MeJennifer said:
I am saying that. Acceleration is not relative but absolute.
Of course, but that doesn't justify your subsequent statements.
MeJennifer said:
A accelerates away from B. From that moment on A will accumulate less time than B. If they both accelerate, then the higher A accelerates with respect to B, the less time A will accumulate compared to B.
In SR there is no absolute truth about which of two
separated clocks is "accumulating more time", that's entirely frame-dependent--only when the clocks reunite at a single point in spacetime can there be a single frame-independent truth about which has accumulated more time. Suppose a probe accelerates from being at rest with respect to the Earth to moving away from it at 0.8c. Do you deny that in the inertial frame where the Earth was initially moving at 0.8c and the probe came to rest after accelerating, the
Earth is from then on steadily accumulating less time than the probe after the acceleration? Of course if the probe later accelerates again so it's returning to Earth, in this frame the probe will be moving towards the Earth even faster than 0.8c so its clock will run slower than Earth's after this point, and this frame will agree that when the probe finally catches up to the Earth it has accumulated less time in total (all frames must agree on predictions about local events like the times on two clocks at the moment they meet at a single location). Still, this frame's analysis of the entire trip is no less valid than any other frame's, and in this frame the probe's clock was ticking faster than the Earth's clock on the outbound leg of the trip (accumulating more time), and slower than the Earth's clock on the inbound leg (accumulating less time). Do you disagree? If so, are you disagreeing with my statements about how time dilation works in this frame, or are you agreeing with that but somehow claiming this frame's perspective is less valid than the Earth's frame?
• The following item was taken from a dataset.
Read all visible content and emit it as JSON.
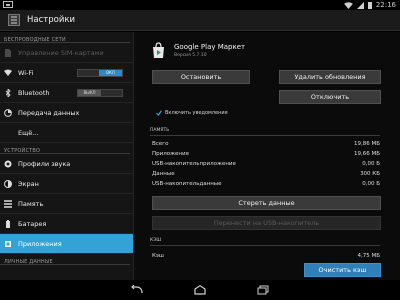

Also, the question of who accelerated
initially is generally pretty irrelevant in any analysis of the twin paradox, completely irrelevant if the initial acceleration was instantaneous. Suppose ship A and ship B are next to each other and initially share the same rest frame, then A accelerates so it is moving away from B at 0.8c, then after a while accelerates again so it is moving back towards B at 0.8c. If B measures 10 years between the time A departs and the time A returns, A will have measured about 6 years (exactly 6 if the accelerations were instantaneous). Now compare this with a situation where it is
B who accelerates initially so they are moving apart at 0.8c, then some time later A accelerates in the direction of B so that they are moving towards one another at 0.8c. The total time accumulated will be pretty much the same, exactly the same if the accelerations were instantaneous--If B measured 10 years between the moment B began to accelerate away from A and the moment A returned to B, then A will have measured about 6 years.
MeJennifer said:
Two planets X and Y at rest with respect to each other.
A and B residing on X synchronize their stopwatches and accelerate momentarily in the direction of Y. A accelerates much higher than B. When they arrive on X, everybody in the universe will agree that A's clock has accumulated less time than B's.
If you draw the worldlines for both, then this looks just like the twin paradox, where B's worldline is straight between the point of A and B's worldlines diverging and the point where they reunite, while A's worldline has a bend in the middle between between these events, because A had to accelerate in the direction of B in order to come to rest on the planet Y when arriving prior to B. It's this middle acceleration that's important in explaining why A has accumulated less time when they reunite. You'd get the same answer if there was no initial acceleration at all, if A and B had been traveling through space at constant velocity since the beginning of time and their worldlines happened to cross at Earth, then when A arrived at planet Y it accelerated for the first time in its history to come to rest relative to Y, while B never accelerated and passed Y later.